Avevo ascoltato il disco dei Virginiana Miller e non mi era piaciuto. Suoni deludenti, melodie inefficaci, voce poco convincente. In realtà non avevo capito nulla. Perché questo disco andrebbe conservato nelle biblioteche. E’ accaduto in un istante. Ascoltando di nuovo, svogliatamente. Un piccolo dettaglio, un’emozione imprevista, la pelle d’oca. Improvvisamente sono esplosi i significati e “Fuochi fatui d’artificio” si è rivelato per quel che è: un piccolo capolavoro di cantautorato moderno. Uno di quei dischi che ti mette al riparo dalla realtà e te la racconta, spingendoti il fiato in gola e lasciandoti un timbro dolceamaro nella voce. Esempio magnifico di musica scritta come fosse un libro. Fiabe inafferrabili, frammenti di pensiero, fatti storici, invenzioni d’autore. Racconti che sigillano l’immaginazione nei sentimenti.
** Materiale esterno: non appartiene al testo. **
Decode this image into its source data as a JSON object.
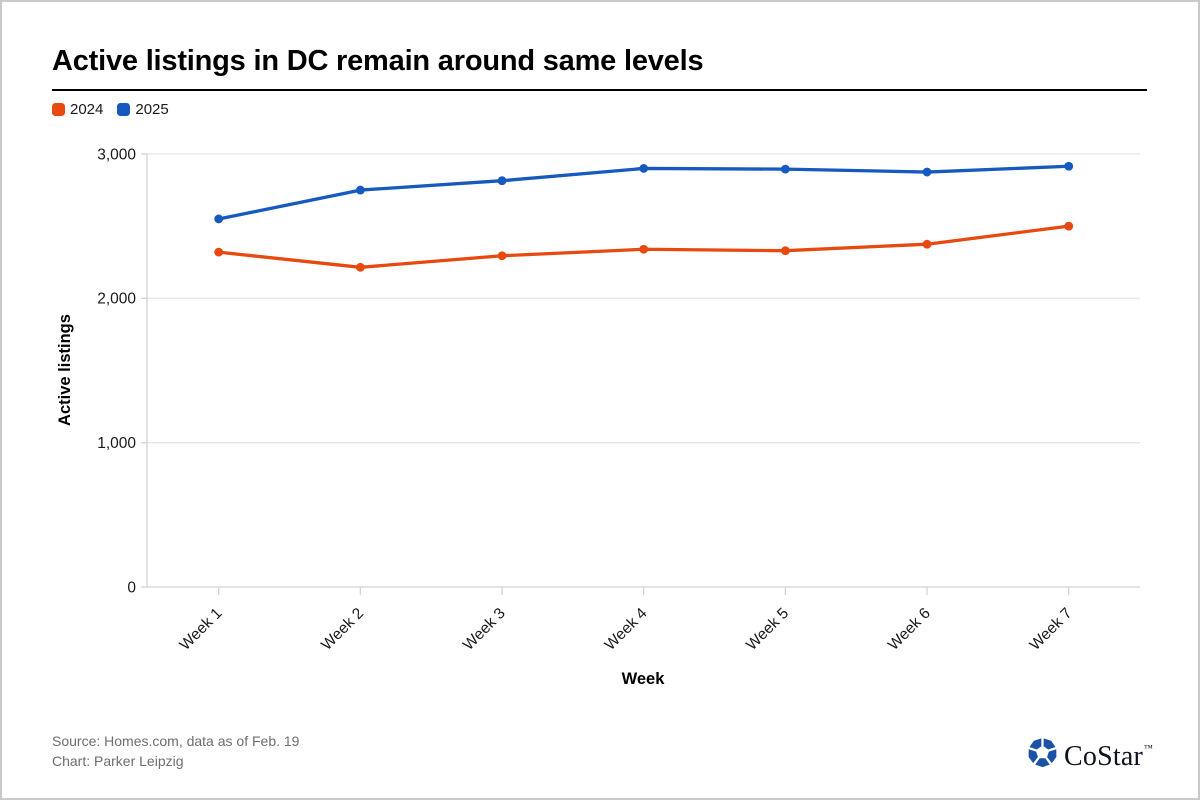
{
  "header": {
    "title": "Active listings in DC remain around same levels"
  },
  "chart_data": {
    "type": "line",
    "title": "Active listings in DC remain around same levels",
    "categories": [
      "Week 1",
      "Week 2",
      "Week 3",
      "Week 4",
      "Week 5",
      "Week 6",
      "Week 7"
    ],
    "series": [
      {
        "name": "2024",
        "color": "#e8490f",
        "values": [
          2320,
          2215,
          2295,
          2340,
          2330,
          2375,
          2500
        ]
      },
      {
        "name": "2025",
        "color": "#1659bf",
        "values": [
          2550,
          2750,
          2815,
          2900,
          2895,
          2875,
          2915
        ]
      }
    ],
    "xlabel": "Week",
    "ylabel": "Active listings",
    "ylim": [
      0,
      3000
    ],
    "yticks": [
      0,
      1000,
      2000,
      3000
    ],
    "ytick_labels": [
      "0",
      "1,000",
      "2,000",
      "3,000"
    ],
    "grid": true,
    "legend_position": "top-left",
    "x_label_rotation": -45
  },
  "footer": {
    "source": "Source: Homes.com, data as of Feb. 19",
    "credit": "Chart: Parker Leipzig",
    "brand": {
      "name": "CoStar",
      "trademark": "™",
      "color": "#1b52a8"
    }
  }
}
Canzoni che hanno proprio i Virginiana Miller come prima influenza, sorta di autoreferenzialità che nel loro caso significa stile e personalità. “La verità sul tennis” e “Gelaterie Sconsacrate” avevano certamente alcuni momenti di maggiore stupore, ma risultavano forse meno maturi e continui. Stavolta è una narrazione totale, concatenata, dal primo all’ultimo brano, quasi fosse un concept album. Ed è un peccato dovervelo raccontare con le mie parole, perché il modo migliore sarebbe farvi leggere tutti i testi. Eppure non è un disco per tutti, richiede una sensibilità particolare. Difficile interpretarlo a primo ascolto, si rivela col tempo. Dentro c’è Pasolini (“guai a chi lo tocca”), c’è Alessandro Magno che scopre il petrolio, ci sono sguardi al cielo (“tutte le stelle sono splendenti, eppure speri in quelle cadenti”). Ci sono Ladispoli, Ostia e Cerveteri. Si accende persino un vecchio Commodore64. E poi c’è “Uri Geller” che piega cucchiaini in uno dei testi più belli che abbia letto quest’anno. Ma questo disco non è solo Parola è anche Musica. E’ pop orchestrale e rock decadente. Anzi nessuno dei due, perché è soprattutto musica d’autore. Erudita e divertita. Ironica e poetica. Colta e profonda. Scritta con raro equilibrio tra suono e parola. Sviluppata sull’alternanza tra momenti scanzonati e lunghe onde malinconiche. Trame di tastiere, chitarre, archi, elettronica si sovrappongono alla voce di Simone Lenzi che forse non possiede il dono della grazia, ma che ormai trasporta significati con il pathos e l’autorevolezza di un grande cantautore.
“Fuochi fatui d’artificio” è il lavoro letterariamente più intenso del 2006. Se almeno una volta siete stati abbracciati ad una persona importante per sussurragli le parole lette su un libro, forse questo disco è il modo migliore per trovare qualcuno che stavolta le legga per voi.